SALMO 55:12-14 porque no me afrento un enemigo, lo cual habría soportado, ni se alzó contra mí el que me aborrecía, porque me hubiera ocultado de él. SINO TU HOMBRE, AL PARECER INTIMO MIO, MI GUIA Y MI FAMILIAR, que juntos comunicábamos dulcemente los secretos y andábamos en AMISTAD EN LA CASA DE DIOS.
Hay dos extremos de la personalidad herida, ambas generadas por lo que llamaremos cargas ilegítimas derivadas de la culpa imaginaria o real, y son víctimas o personas tapete y victimarios ovampiros emocionales, mentes enfermas de control y con una grave confusión de afectos primarios, que en el placer encuentran falsa felicidad.
El salmo 55 que cité anteriormente nos revela que es el núcleo íntimo donde somos traicionados y heridos más profundamente, siendo que Dios como creador dice en su Palabra que nos vistió de Dignidad al hacernos a su imagen y semejanza, él es digno, santo y perfecto y revela su naturaleza como DIOS ES AMOR, amor que no falla, no abandona, no se corrompe y nunca deja de ser, pero cuando en la infancia no tenemos padres que modelen ese amor justo, perfecto y compasivo a través de los vínculos afectivos o cuerdas de amor como los llama Dios, nuestros padres comienzan a construir Dignidad moral desde que nos aceptan al saber que venimos al mundo, se hacen fuertes o débiles de acuerdo al nivel de apegos saludables que desarrollemos con papá y mamá los primeros años de vida, estos apegos saludables, en lo emocional y espiritualmente nos revisten de 4 fortalezas: sentido de Dignidad, de propósito, Identidad y seguridad para enfrentar la vida y sus reveses con la frente en alto, la mirada arriba y el pecho sano.

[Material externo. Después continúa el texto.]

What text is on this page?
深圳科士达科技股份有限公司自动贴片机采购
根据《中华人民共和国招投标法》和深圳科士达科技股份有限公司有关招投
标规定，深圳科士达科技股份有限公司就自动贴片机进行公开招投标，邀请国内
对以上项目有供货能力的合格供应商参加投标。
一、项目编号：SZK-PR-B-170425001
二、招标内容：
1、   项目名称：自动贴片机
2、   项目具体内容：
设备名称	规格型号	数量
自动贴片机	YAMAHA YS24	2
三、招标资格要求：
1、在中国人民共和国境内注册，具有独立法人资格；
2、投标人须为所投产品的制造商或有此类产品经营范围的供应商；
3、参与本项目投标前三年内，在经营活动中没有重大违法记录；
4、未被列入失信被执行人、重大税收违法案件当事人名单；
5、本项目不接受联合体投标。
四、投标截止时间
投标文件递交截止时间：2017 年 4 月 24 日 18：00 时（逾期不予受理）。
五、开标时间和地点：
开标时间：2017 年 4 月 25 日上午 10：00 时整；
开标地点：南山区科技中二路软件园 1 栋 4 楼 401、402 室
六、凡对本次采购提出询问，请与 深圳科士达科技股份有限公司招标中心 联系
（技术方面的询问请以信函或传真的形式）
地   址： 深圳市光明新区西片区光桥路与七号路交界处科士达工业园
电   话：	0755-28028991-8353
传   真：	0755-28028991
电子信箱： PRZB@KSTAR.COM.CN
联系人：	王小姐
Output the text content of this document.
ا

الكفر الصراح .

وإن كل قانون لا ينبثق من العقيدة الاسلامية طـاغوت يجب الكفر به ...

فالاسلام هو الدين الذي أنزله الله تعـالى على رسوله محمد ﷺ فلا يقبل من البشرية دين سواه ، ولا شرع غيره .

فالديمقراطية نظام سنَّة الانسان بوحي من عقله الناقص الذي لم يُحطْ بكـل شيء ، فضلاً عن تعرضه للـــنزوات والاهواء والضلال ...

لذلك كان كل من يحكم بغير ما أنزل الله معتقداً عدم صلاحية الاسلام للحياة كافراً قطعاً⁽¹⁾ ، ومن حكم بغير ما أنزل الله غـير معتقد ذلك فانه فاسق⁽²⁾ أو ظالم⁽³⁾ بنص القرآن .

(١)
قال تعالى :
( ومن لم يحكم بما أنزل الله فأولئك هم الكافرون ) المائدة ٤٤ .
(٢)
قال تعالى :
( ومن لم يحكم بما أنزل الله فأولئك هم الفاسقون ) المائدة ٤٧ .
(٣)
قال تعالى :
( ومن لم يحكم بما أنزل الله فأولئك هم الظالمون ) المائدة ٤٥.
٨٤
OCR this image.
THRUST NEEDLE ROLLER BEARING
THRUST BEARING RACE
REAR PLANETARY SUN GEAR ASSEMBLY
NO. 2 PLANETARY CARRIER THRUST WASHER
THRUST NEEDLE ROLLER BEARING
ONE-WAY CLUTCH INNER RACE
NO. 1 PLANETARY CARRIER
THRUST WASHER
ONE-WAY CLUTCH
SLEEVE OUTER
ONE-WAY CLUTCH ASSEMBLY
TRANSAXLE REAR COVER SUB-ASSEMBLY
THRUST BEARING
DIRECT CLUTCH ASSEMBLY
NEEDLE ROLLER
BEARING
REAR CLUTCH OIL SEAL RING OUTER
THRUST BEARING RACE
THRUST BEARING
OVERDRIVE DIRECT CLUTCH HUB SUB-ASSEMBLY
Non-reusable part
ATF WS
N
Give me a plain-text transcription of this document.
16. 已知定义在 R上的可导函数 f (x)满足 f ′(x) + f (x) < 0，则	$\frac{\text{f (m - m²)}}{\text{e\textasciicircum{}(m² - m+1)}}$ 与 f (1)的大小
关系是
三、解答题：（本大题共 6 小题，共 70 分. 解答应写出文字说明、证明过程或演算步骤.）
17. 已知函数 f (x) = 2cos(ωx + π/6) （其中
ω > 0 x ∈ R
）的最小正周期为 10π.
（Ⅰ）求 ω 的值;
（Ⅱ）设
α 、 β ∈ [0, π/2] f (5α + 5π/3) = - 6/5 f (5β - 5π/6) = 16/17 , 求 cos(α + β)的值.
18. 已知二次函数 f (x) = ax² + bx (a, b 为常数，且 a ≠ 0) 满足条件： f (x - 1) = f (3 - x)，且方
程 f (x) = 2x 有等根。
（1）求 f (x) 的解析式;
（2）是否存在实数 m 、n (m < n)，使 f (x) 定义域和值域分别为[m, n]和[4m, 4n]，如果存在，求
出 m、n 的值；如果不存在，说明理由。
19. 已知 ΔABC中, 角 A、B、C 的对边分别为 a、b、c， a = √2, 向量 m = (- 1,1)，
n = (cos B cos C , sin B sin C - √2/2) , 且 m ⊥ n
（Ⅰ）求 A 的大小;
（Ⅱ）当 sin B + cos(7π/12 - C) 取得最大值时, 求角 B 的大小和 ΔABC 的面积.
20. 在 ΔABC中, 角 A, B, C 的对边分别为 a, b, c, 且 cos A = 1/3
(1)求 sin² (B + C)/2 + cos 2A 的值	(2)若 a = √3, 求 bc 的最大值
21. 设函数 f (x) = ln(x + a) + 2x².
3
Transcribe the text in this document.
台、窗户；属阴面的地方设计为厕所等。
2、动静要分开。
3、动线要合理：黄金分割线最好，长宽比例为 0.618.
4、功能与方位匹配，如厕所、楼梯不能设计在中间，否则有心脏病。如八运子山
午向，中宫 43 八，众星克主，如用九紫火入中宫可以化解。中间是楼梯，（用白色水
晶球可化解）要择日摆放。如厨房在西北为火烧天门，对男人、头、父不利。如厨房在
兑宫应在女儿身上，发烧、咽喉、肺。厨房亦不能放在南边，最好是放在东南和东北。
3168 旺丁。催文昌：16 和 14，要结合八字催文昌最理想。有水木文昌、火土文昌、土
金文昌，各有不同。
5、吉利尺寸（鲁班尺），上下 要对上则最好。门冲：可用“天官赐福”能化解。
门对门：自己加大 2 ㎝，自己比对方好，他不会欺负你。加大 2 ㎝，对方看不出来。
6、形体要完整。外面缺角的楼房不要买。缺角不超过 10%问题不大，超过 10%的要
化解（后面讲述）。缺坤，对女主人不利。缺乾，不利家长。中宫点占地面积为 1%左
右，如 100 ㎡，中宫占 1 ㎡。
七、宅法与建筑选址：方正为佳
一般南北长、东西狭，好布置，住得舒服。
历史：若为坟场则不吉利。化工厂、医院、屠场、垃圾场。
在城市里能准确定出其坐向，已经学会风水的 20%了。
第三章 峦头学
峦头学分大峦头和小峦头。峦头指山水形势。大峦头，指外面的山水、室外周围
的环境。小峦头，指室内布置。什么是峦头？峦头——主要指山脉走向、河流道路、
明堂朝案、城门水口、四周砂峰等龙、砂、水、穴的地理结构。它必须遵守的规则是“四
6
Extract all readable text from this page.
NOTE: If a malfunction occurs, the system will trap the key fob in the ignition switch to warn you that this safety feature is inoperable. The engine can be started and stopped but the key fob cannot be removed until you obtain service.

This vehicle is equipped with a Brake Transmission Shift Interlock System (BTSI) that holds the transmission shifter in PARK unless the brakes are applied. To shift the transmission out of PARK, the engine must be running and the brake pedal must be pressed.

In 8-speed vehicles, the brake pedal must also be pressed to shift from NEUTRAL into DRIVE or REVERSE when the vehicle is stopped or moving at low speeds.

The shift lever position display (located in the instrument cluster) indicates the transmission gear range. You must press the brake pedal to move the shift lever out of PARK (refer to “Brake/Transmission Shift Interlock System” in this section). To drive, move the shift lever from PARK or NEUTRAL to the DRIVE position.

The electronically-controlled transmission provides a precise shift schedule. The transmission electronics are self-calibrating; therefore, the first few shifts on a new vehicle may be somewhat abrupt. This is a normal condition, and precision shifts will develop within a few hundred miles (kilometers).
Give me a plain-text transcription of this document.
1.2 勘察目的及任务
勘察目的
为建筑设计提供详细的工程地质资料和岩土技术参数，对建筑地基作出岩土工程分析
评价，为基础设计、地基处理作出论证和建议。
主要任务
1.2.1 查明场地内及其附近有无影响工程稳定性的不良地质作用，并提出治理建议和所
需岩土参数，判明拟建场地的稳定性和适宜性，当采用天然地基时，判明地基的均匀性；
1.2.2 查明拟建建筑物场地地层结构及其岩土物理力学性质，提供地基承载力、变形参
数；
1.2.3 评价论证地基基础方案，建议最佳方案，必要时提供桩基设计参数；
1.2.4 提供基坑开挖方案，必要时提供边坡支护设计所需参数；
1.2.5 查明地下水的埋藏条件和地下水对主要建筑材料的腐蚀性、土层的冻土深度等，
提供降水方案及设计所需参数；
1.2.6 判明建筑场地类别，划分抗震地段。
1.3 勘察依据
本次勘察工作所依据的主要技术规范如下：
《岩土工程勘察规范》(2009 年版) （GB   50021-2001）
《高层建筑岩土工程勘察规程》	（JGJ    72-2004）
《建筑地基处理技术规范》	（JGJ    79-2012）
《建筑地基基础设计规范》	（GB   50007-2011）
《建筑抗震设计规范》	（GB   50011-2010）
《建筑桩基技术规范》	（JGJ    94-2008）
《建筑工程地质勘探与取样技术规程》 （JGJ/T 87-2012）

¿Todos caemos y lloramos? sí, es normal, es de humanos a cualquier edad, y sí, también se vale llorar pero no estacionarte como Magdalena en la vida, se vale andar depre, pero no dejar que se instale la depresión.
Cuando nuestros padres o progenitores que fueron referentes de padre y madre nos consolaron, sobaron, abrazaron, nos ayudaron a levantar de caídas y nos dieron confianza para volver a intentar hasta lograr algo, aprendimos empatía y resiliencia, porque es normal y natural caer y levantarse, NO ES DEBILIDAD LLORAR, es crueldad negar el derecho a expresar el dolor.
Si tus primeros vínculos fueron sanos aprendiste a limpiar tus lágrimas, sudor y mocos en brazos tiernos que te hicieron sentir que todo estará bien y luego madurar hasta aprender a reírte de tus caídas sin complejos ni traumas. De lo contrario te hicieron sentir torpe, culpable por no ser fuerte y aprendiste que la vida es injusta, el mundo CRUEL e inseguro y en lugar de vivir la vida has sido un sobreviviente como náufrago en el océano del duelo.